The Da Vinci Initiative believes that students should be able to make the art that is in their heads and hearts without compromising due to lack of skills to execute their ideas.
To help children gain access to technical art skills and methods, The Da Vinci Initiative was co-founded by Art Renewal Center CEO Kara Lysandra Ross, and certified art teacher and atelier-trained artist Mandy Theis (Hallenius) to promote skill-based training in K-12 classrooms.
“As atelier training fell out of favor in the early 20th century, fewer places were available to study these essential visual literacy skills,” says Mandy Theis. “Because of this, most art teachers today have never heard of atelier training or had exposure to it during their college educations. Only now, with the resurgence of ateliers that teach hundreds of years of inherited artistic information, do art teachers even have access to this training.”
Teaching atelier skills in K-12 classrooms not only aligns with current educational research, but it also enhances the number of choices students can make when creating their own work.
Like teaching rhythm, tempo, and scales in music class so that students have many tools to express themselves through music, so too is there a need for a skill-based education in the visual arts. By learning solid draftsmanship, color theory, paint handling skills, perspective, etc. students can expand their own toolbox for visual expression.
Skill-based art training in classrooms
To accomplish their goal of skill-based art training, The Da Vinci Initiative offers online classes and free K-12 lesson plans.

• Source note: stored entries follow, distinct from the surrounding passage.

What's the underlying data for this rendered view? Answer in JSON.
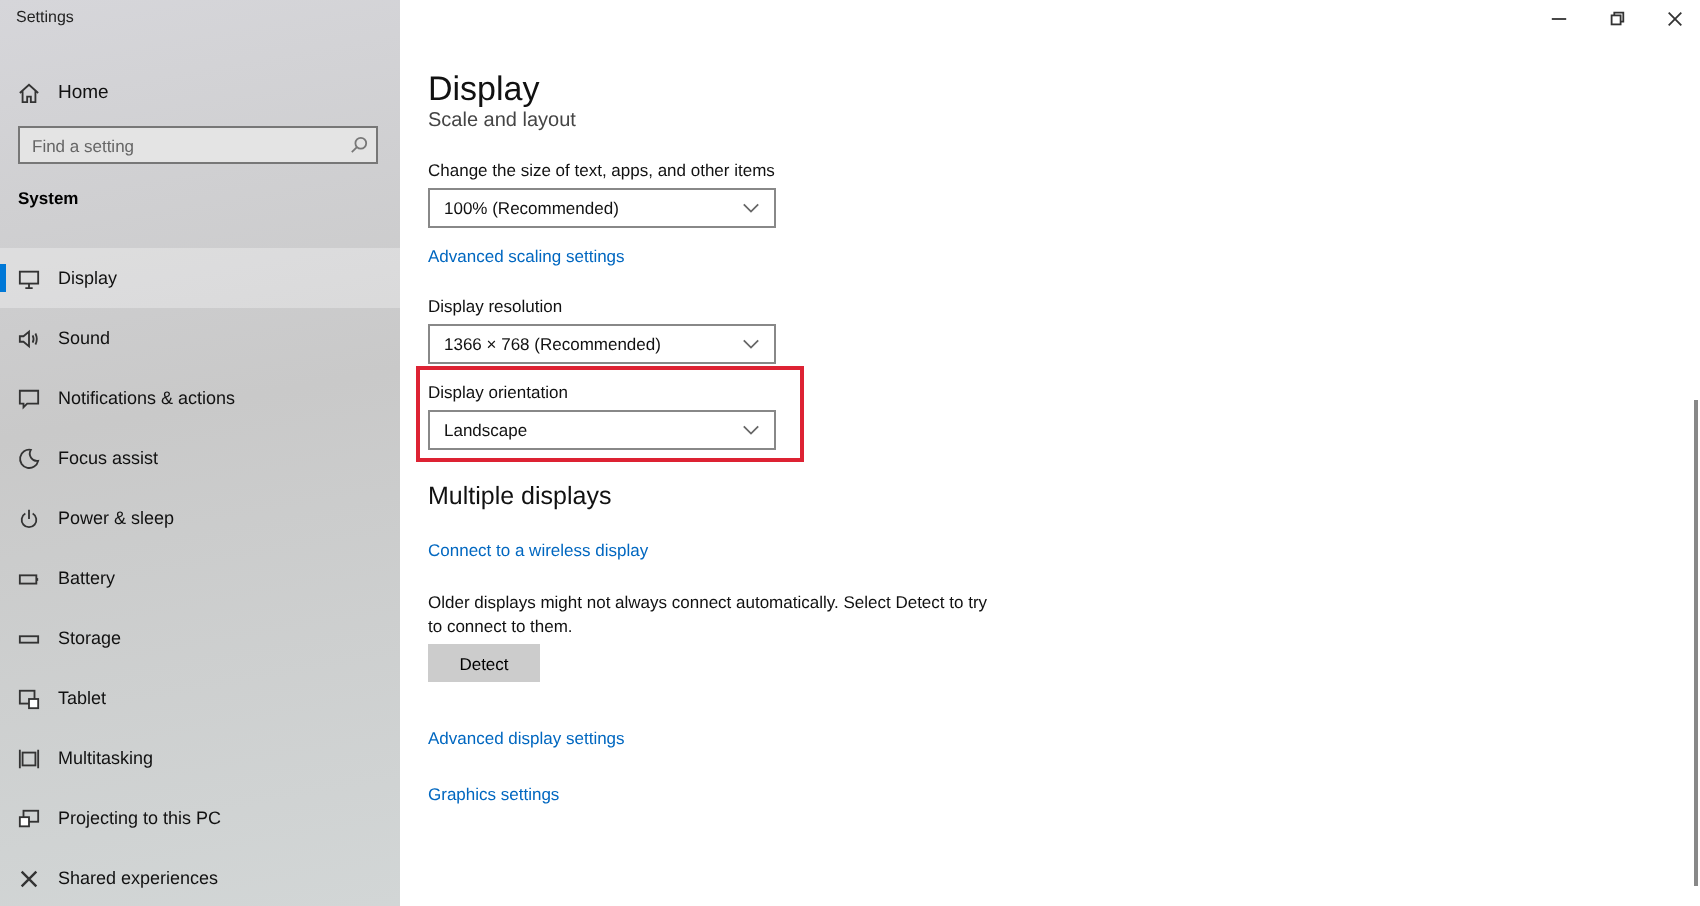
{
  "window": {
    "title": "Settings"
  },
  "sidebar": {
    "home": "Home",
    "search": {
      "placeholder": "Find a setting"
    },
    "section": "System",
    "items": [
      {
        "label": "Display",
        "selected": true
      },
      {
        "label": "Sound",
        "selected": false
      },
      {
        "label": "Notifications & actions",
        "selected": false
      },
      {
        "label": "Focus assist",
        "selected": false
      },
      {
        "label": "Power & sleep",
        "selected": false
      },
      {
        "label": "Battery",
        "selected": false
      },
      {
        "label": "Storage",
        "selected": false
      },
      {
        "label": "Tablet",
        "selected": false
      },
      {
        "label": "Multitasking",
        "selected": false
      },
      {
        "label": "Projecting to this PC",
        "selected": false
      },
      {
        "label": "Shared experiences",
        "selected": false
      }
    ]
  },
  "page": {
    "title": "Display",
    "section": "Scale and layout",
    "content": [
      {
        "kind": "dropdown",
        "label": "Change the size of text, apps, and other items",
        "value": "100% (Recommended)",
        "highlighted": false
      },
      {
        "kind": "link",
        "text": "Advanced scaling settings"
      },
      {
        "kind": "dropdown",
        "label": "Display resolution",
        "value": "1366 × 768 (Recommended)",
        "highlighted": false
      },
      {
        "kind": "dropdown",
        "label": "Display orientation",
        "value": "Landscape",
        "highlighted": true
      },
      {
        "kind": "heading",
        "text": "Multiple displays"
      },
      {
        "kind": "link",
        "text": "Connect to a wireless display"
      },
      {
        "kind": "text",
        "text": "Older displays might not always connect automatically. Select Detect to try to connect to them."
      },
      {
        "kind": "button",
        "text": "Detect"
      },
      {
        "kind": "link",
        "text": "Advanced display settings"
      },
      {
        "kind": "link",
        "text": "Graphics settings"
      }
    ]
  }
}
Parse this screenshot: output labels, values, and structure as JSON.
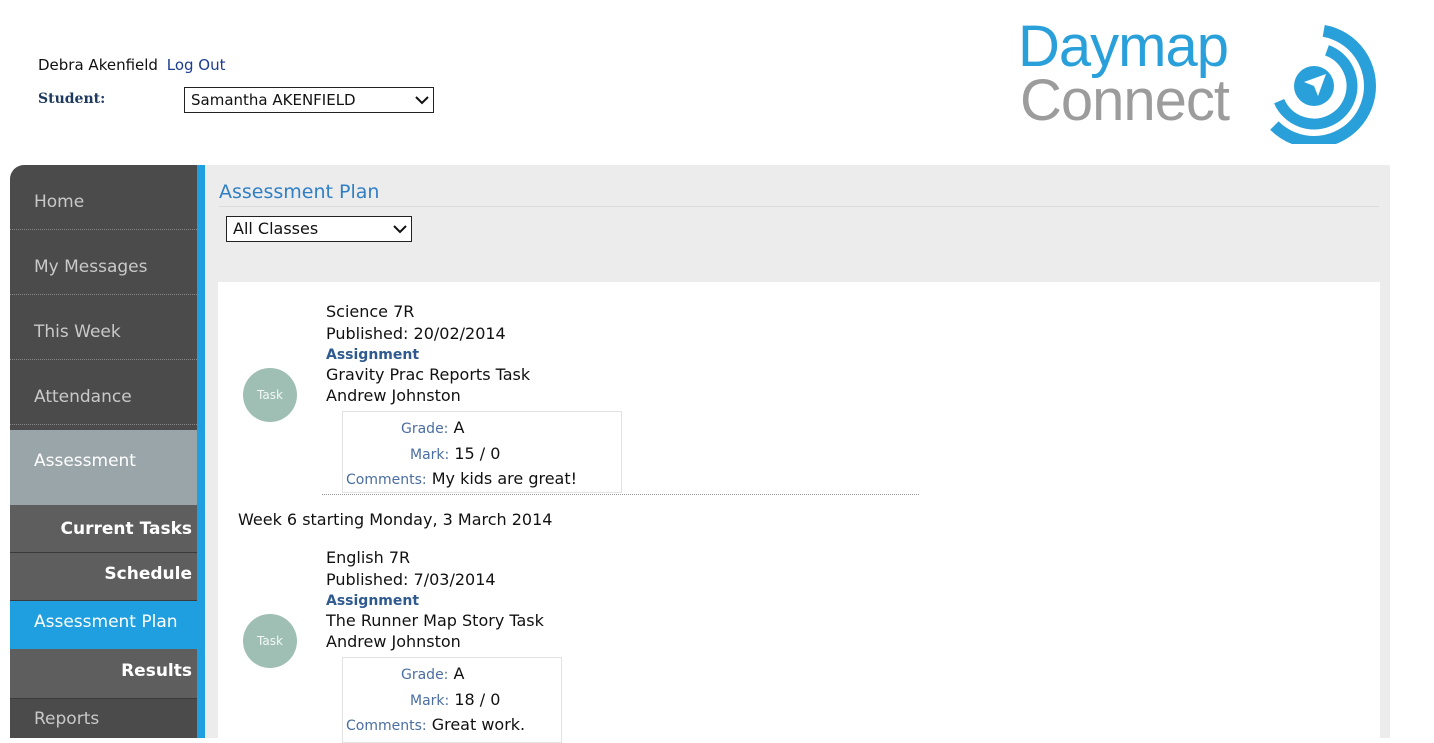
{
  "header": {
    "user_name": "Debra Akenfield",
    "logout_label": "Log Out",
    "student_label": "Student:",
    "student_selected": "Samantha AKENFIELD"
  },
  "logo": {
    "line1": "Daymap",
    "line2": "Connect",
    "color_primary": "#2aa0db",
    "color_secondary": "#9c9c9c"
  },
  "sidebar": {
    "items": [
      {
        "label": "Home"
      },
      {
        "label": "My Messages"
      },
      {
        "label": "This Week"
      },
      {
        "label": "Attendance"
      },
      {
        "label": "Assessment"
      },
      {
        "label": "Current Tasks"
      },
      {
        "label": "Schedule"
      },
      {
        "label": "Assessment Plan"
      },
      {
        "label": "Results"
      },
      {
        "label": "Reports"
      }
    ],
    "active": "Assessment Plan"
  },
  "main": {
    "title": "Assessment Plan",
    "class_filter": "All Classes",
    "tasks": [
      {
        "icon_label": "Task",
        "class_name": "Science 7R",
        "published": "Published: 20/02/2014",
        "type": "Assignment",
        "task_name": "Gravity Prac Reports Task",
        "teacher": "Andrew Johnston",
        "grade_label": "Grade:",
        "grade": "A",
        "mark_label": "Mark:",
        "mark": "15 / 0",
        "comments_label": "Comments:",
        "comments": "My kids are great!"
      },
      {
        "icon_label": "Task",
        "class_name": "English 7R",
        "published": "Published: 7/03/2014",
        "type": "Assignment",
        "task_name": "The Runner Map Story Task",
        "teacher": "Andrew Johnston",
        "grade_label": "Grade:",
        "grade": "A",
        "mark_label": "Mark:",
        "mark": "18 / 0",
        "comments_label": "Comments:",
        "comments": "Great work."
      }
    ],
    "week_header": "Week 6 starting Monday, 3 March 2014"
  },
  "colors": {
    "accent": "#1f9fdf",
    "sidebar": "#4b4b4b",
    "task_icon": "#9fbfb5"
  }
}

These lesson plans train teachers who may be unfamiliar with certain technical art skills, and provide a direct atelier learning experience for K-12 students in art classrooms.
The Da Vinci Initiative sends ambassadors who are knowledgeable in atelier training to teacher conferences across the country. They also host in-person district-wide workshops for K-12 art teachers. “In my experience, teachers love learning and when I work with art teachers across the country to expose this re-emerging knowledge, they embrace it with enthusiasm,” says Mandy Theis.